# Silver Coast - our future home



## chimanis (Mar 16, 2011)

Hello,
We are planning to "retire" (work till we drop?) on the Silver Coast, near Alcobaca or Sao Martinho de Porto in a couple of years. We will come there again this summer in late July and early August to look around at property and suss things out a bit more. We would like any advice anyone can give to us, please, on Estate Agents, Solicitors and areas you recommend. We love both places mentioned above but are open to new suggestions. We would also like to meet anyone who has time for a chat in July or August.


----------



## silvers (Sep 22, 2008)

Hi,
I help people to relocate to this area.
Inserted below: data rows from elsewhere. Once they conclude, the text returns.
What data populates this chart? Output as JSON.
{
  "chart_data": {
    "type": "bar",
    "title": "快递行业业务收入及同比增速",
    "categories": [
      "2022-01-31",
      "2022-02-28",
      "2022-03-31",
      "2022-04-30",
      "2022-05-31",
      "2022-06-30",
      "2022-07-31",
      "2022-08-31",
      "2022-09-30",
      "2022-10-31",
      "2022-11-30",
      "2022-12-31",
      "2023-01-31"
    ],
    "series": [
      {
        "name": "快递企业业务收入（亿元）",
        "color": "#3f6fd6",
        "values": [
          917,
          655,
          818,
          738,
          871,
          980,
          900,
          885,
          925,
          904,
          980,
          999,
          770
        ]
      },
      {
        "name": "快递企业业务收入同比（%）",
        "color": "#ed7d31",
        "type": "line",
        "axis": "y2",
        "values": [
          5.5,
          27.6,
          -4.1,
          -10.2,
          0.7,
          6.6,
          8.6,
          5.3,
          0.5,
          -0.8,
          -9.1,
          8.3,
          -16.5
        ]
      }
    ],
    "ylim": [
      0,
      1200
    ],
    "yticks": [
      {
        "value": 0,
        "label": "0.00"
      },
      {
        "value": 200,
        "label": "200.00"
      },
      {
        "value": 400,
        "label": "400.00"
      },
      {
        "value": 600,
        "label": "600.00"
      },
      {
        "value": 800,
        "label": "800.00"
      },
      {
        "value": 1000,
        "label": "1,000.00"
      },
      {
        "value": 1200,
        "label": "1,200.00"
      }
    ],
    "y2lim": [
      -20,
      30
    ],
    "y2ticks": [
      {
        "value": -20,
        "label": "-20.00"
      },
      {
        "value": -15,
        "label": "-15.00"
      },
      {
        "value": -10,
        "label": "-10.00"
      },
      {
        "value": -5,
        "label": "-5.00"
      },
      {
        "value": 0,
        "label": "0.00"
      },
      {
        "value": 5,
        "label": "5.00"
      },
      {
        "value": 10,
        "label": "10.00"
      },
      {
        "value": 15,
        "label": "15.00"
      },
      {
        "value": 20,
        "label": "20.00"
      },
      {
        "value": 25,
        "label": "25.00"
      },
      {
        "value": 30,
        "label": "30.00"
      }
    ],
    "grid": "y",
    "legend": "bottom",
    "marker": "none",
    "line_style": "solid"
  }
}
I can source properties for you and also help with the paperwork side of things too. I find it far easier if you have someone who can sort all the red tape for you, someone who has done it all before. I can also meet up for a chat anytime you like, you can even skype me if you like for an informal talk.
James


----------



## chimanis (Mar 16, 2011)

Thanks very much for your offer of help. We would like to take you up on it some time soon. In the meantime, which estate agent would you recommend in the SMdP area?


----------



## robc (Jul 17, 2008)

chimanis said:


> Thanks very much for your offer of help. We would like to take you up on it some time soon. In the meantime, which estate agent would you recommend in the SMdP area?


I am prepared to stand corrected on this but in my experience it seems that houses are listed on a multi agency basis. I would suggest cantacting a couple and then going on your gut feel. 

If you prefer then let me know and I can PM you.

Rob


----------



## silvers (Sep 22, 2008)

Silver Coast


----------



## connal (Mar 4, 2010)

Have a look at the casa sapo web site too - they have a round up of listing from estate agents all around the country. We found them to be a good intro to the kind of properties available and the sort of prices yoiu might expect to pay.


----------



## silvers (Sep 22, 2008)

Good advice Connal, as usual, now get back to your website, I'm bored!
Now Chimanis, also look at
www.era.pt

.: Casas, apartamentos ou moradias, para comprar ou vender casa, contacte-nos! Soluções Anti-Crise RE/MAX:.

Prestige Portugal Property - Real Estate Agents

The Era office in Nazare is quite friendly.


----------



## miramar2011 (Jul 7, 2010)

We recently bought in the Porto area. I found Casasapo to be the best site for looking all over the country. But also try era.pt, and remax. pt.

All real estate companies have solicitors they work with, but many only speak Portuguese. It's best to find a bilingual solicitor if you're not fluent in Portuguese.

Good luck, now is a great time to buy.


----------



## omostra06 (Sep 11, 2007)

miramar2011 said:


> All real estate companies have solicitors they work with, but many only speak Portuguese. It's best to find a bilingual solicitor if you're not fluent in Portuguese.
> 
> Good luck, now is a great time to buy.


Try to pick your own, "independant" lawyer, not just the one that the agent tells you to pick.
ONLY use one that speaks your language and Portuguese.


----------